When the Messiah comes to Yorkshire
In search of England
INN THE hall of Greenhead College, 167 assorted men
and women are singing in perfect unison, ‘Aah! Eeh!
Aah! Eeh!’ As they work their way up the scales, their
enthusiasm visibly increases. Smiles widen. Heads
are held higher still. The joy ahead — of which the
vocal chords are being prepared — is a rehearsal of the Messiah. The Huddersfield Choral Society is preparing to perform Handel’s great Christmas Oratorio.
The Society has been practicing on Friday nights ever since 1836 when 16 men met in The Plough in Westgate to draw up rules for a fellowship of serious singers. Members who arrived late for rehearsals were to be fined sixpence. The penalty for interruptions was two shillings. But every participant was allowed ‘ to give his opinion after the performance of any piece of music, provided he does so in a responsible, friendly and becoming manner’.
There seems no reason why Huddersfield should not go on singing into the next century. Unlike so many ancient institutions, the Choral Society still attracts young people.
Before last Friday’s main rehearsal, a select group from the Youth Choir (ages 13 to 21) and Young Voices (seven to 13) practises in a back room. They will take part in the Society’s New Year recording of hymns. A mother of one of the choristers, sitting nervously at the back, detected a whisper and hissed ‘Shush’. Interrupting the music is still a grave offence.
The Youth Choir and Young Voices sound like angels. Yet they were, at least in appearance, ordinary children from the youth club at the end of the street.
One boy wore an England football shirt with ‘ Terry’ and number seven on the back. A teenage girl — with a dragon emblazoned on her black T- shirt — completed the kung fu image with studded wristbands.
When the main rehearsal began, she sat at the back waiting for her mother to drive her home. And while she waited, she read, never taking her eyes off the page. Do not judge young people by appearances alone.
Both rehearsals were under the general control of James Cullen, a distinguished chorus master who laboured under the disadvantage of being Scottish.
At one point he made an heroic, and surprisingly successful, attempt to eliminate aspects of the Yorkshire dialect which have characterised the county for a thousand years. ‘Wonderful. Not Wunderful.’ The Huddersfield Choral Society practised changing the shape of their mouths in order to produce a more cultivated noise.
There was no doubt that the Society members enjoyed their evening. They sing for pure pleasure. Never the less, they were deadly serious in their pursuit of perfection — it has a worldwide reputation to maintain.
EXT spring, the Society
tours the Czech Republic
and then, in the summer,
goes on to Japan. The
Messiah has become its trademark — its fame boosted by the years in which Sir Malcolm Sergeant rushed up from London, complete with carnation in his button hole, to conduct one of the performances.

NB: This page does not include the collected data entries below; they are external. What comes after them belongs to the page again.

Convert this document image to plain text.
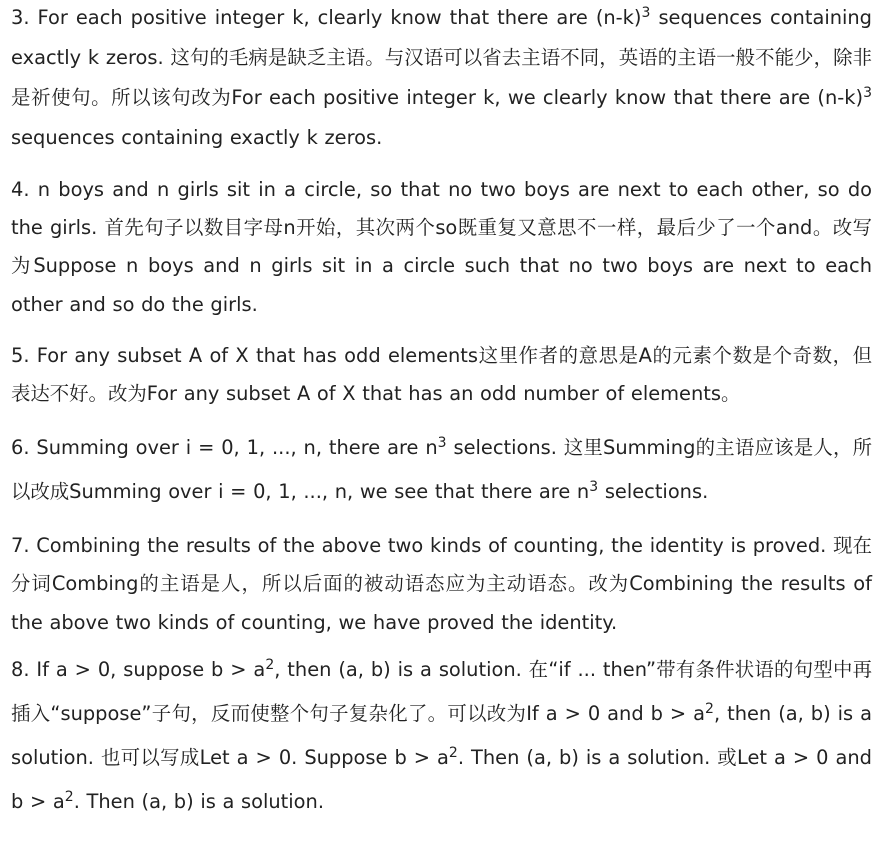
3. For each positive integer k, clearly know that there are $(n-k)^3$ sequences containing exactly k zeros. 这句的毛病是缺乏主语。与汉语可以省去主语不同，英语的主语一般不能少，除非是祈使句。所以该句改为For each positive integer k, we clearly know that there are $(n-k)^3$ sequences containing exactly k zeros.

4. n boys and n girls sit in a circle, so that no two boys are next to each other, so do the girls. 首先句子以数目字母n开始，其次两个so既重复又意思不一样，最后少了一个and。改写为Suppose n boys and n girls sit in a circle such that no two boys are next to each other and so do the girls.

5. For any subset A of X that has odd elements这里作者的意思是A的元素个数是个奇数，但表达不好。改为For any subset A of X that has an odd number of elements。

6. Summing over i = 0, 1, ..., n, there are $n^3$ selections. 这里Summing的主语应该是人，所以改成Summing over i = 0, 1, ..., n, we see that there are $n^3$ selections.

7. Combining the results of the above two kinds of counting, the identity is proved. 现在分词Combing的主语是人，所以后面的被动语态应为主动语态。改为Combining the results of the above two kinds of counting, we have proved the identity.

8. If a > 0, suppose $b > a^2$, then (a, b) is a solution. 在“if ... then”带有条件状语的句型中再插入“suppose”子句，反而使整个句子复杂化了。可以改为If a > 0 and $b > a^2$, then (a, b) is a solution. 也可以写成Let a > 0. Suppose $b > a^2$. Then (a, b) is a solution. 或Let a > 0 and $b > a^2$. Then (a, b) is a solution.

But it is only part of the Huddersfield repertoire. Stephen Brook, the president, does not want his Society to be thought of as a one- oratorio choir. But Christmas is for the Messiah.
When the Society was founded, most of its members had distinct political and religious leanings. They were profoundly opposed to the Radicalism which prompted local Luddites to smash looms in the hope that they could hold back time and protect jobs by preventing the mechanisation of the water mills.
And they were active Christians. But the machines came and the jobs went, although an undercurrent of religion still runs through the society. The Reverend Rachel Thomas, a Methodist minister from Sheffield, sells her jam at the back of the hall with ‘ all proceeds to charity’.
JOSEPH CULLEN reminded the Youth Choir and the Young Voices that more people watch Songs Of Praise on a Sunday evening than attend football matches on a Saturday afternoon.
The fervour remains. When the whole Society stands to sing the Hallellulah Chorus — score held at arm’s length and spines erect — there is something about the sound it produces which would not be out of place at a revivalist service.
But there is no doubt that its quality is the result of hard work. Jim Cowell (bass and choirmaster) agreed with Susan Kirby (contralto and member of a church choir) that the secret of the Choral Society’s success was its ability ‘to bring out the best’ in its members by constant practice.
Most of the members have sung together for years. And it was clear, at the Society’s Friday rehearsal, that Handel’s Messiah was an old friend that they revisit each Christmas.
But the enthusiasm to do even better remained. And the joy they found in singing was as fresh as if they had just found their voices.
The Messiah is the ideal preparation for the right sort of Christmas. It was written to bring Glad Tidings to Zion. And now each year brings magnificent singing from Huddersfield.